By Sgt. Candice L. Funchess, 3d Sustainment Command (Expeditionary) Public AffairsAugust 23, 2012
KANDAHAR AIRFIELD, Afghanistan (Aug. 21, 2012) -- "The greatest commodity the Army has is the human being. I say that because without the Soldier you can't fight the war," said Command Sgt. Maj. Karl A. Roberts. "As long as a human being is properly trained and has all the necessary tools to perform the mission, when issues come the resiliency will kick in - they will not breakdown."
Roberts, the Command Sergeant Major of the 3d Sustainment Command (Expeditionary) based out of Fort Knox, Ky, believes resilience training is essential for the 3d ESC and Joint Sustainment Command-Afghanistan to be successful during this deployment.
Resiliency, as defined by Merriam Webster, is an ability to recover from or adjust easily to misfortune or change.
"Some Soldiers come straight from basic training to this level, above a brigade, and miss lessons that could have helped them build resilience," said Roberts.
"The Army has definitely provided every tool we need to be resilient; this [military] is the greatest organization, outside of well...Apple. When it comes to being able to take an employee and give you everything you need to succeed, we just have to make sure the Soldiers get the opportunity to receive the training."
U.S. Army Forces Command (FORSCOM) has mandated that each Soldier receive at least two hours of resilience training per quarter.
"Resilience training is especially important while deployed because some Soldiers have never deployed or left their families for this period of time," said Master Sgt. Roanna Rowlette, the Master Resilience Trainer for the 3d ESC.
Roberts believes it is extremely important to keep the M.R.T. up-to-date on the new changes in the resilience arena especially in a deployed environment. Rowlette attended the Resilience Expo at Camp Arifjan, Kuwait on Saturday, Aug 18, hosted by the 3rd Medical Command (Forward) to meet with other M.R.T.s and stay abreast of the resources related to resilience. The Resilience Expo incorporated the five dimensions of the Army's Comprehensive Soldier Fitness Program: physical, family, social, spiritual and emotional.
The Resilience Expo included multiple resilience activities and provided access to large numbers of military and civilian personnel in an effort to disseminate information on maximizing the Soldier and Department of the Army civilians ability to grow and thrive in the face of challenges with an emphasis on prevention according to Col. Annette L. Tucker-Osborne, the officer in charge of the Resilience Expo.

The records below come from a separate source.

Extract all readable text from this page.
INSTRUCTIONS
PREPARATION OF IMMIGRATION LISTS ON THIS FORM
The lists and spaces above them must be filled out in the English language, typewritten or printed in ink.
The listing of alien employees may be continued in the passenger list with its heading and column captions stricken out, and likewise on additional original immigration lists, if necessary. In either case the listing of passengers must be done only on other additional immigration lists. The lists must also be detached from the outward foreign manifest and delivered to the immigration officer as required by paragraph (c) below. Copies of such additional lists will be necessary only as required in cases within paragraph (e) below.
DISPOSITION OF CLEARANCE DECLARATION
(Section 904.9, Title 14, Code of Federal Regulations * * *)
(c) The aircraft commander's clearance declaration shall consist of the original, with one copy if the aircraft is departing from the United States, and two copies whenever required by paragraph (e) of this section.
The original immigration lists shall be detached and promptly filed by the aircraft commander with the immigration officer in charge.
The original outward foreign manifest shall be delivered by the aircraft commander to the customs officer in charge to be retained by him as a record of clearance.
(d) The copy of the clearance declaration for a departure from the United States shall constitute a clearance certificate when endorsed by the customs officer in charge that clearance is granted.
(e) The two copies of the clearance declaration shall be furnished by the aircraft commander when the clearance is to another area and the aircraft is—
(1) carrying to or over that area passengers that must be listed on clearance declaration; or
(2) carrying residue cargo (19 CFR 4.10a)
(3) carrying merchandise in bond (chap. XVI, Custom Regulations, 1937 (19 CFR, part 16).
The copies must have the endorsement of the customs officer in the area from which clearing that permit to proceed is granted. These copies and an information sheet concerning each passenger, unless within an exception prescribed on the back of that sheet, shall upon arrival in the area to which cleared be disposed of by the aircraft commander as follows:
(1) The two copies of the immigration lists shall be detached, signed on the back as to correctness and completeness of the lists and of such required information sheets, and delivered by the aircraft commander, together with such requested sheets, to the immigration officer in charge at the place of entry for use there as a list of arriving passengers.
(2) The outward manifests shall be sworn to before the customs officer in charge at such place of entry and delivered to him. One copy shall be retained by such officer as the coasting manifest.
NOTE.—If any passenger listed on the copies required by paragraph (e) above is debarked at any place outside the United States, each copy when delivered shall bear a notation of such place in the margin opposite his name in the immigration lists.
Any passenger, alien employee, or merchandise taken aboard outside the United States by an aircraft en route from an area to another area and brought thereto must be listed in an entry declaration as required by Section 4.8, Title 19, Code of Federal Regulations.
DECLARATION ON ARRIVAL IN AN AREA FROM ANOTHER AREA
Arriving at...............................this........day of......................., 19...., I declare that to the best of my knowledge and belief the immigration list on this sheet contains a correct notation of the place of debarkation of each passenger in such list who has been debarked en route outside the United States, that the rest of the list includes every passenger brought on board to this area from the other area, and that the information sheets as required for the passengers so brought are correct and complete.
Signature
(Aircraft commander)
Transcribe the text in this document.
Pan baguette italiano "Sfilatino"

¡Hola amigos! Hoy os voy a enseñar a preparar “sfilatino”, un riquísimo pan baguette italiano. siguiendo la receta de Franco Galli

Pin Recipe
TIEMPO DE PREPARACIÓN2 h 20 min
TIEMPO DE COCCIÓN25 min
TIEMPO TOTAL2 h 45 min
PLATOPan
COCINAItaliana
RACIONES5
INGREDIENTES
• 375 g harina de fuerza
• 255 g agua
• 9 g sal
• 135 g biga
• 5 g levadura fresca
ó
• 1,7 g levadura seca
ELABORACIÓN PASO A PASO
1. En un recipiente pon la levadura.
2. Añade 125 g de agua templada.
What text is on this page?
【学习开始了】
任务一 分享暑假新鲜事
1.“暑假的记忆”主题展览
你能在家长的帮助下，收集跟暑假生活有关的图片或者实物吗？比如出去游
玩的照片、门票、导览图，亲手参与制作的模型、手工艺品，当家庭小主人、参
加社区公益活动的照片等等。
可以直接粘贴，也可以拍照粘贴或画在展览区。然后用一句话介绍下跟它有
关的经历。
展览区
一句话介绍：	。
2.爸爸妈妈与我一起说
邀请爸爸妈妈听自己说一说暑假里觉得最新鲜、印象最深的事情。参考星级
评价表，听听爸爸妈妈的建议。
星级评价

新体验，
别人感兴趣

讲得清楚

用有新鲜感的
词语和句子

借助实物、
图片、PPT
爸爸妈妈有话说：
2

One of the key factors in the Army's Comprehensive Soldier Fitness Program is family. Roberts believes the Soldier should also train their family on resilience. "You [Soldiers] train them by informing them of your role as a Soldier. My family understands not to expect me [to return from deployment] unless it's life, death or limb because they understand my role. Because of that, when a problem arises my family is resilient while I am away."
Resilience is still a fairly new program to the military and it has to be supported, said Rowlette. "Because it is new, a lot of people say 'it's not for me' but it could be for one of your Soldiers. If you pass the message [of resilience] along it could help us all out in the long run."
The message is simple, said Roberts. "If you fall, we are a military that will pick you up, get you what you need, allow you to knock the dirt off yourself and come back. That's resiliency."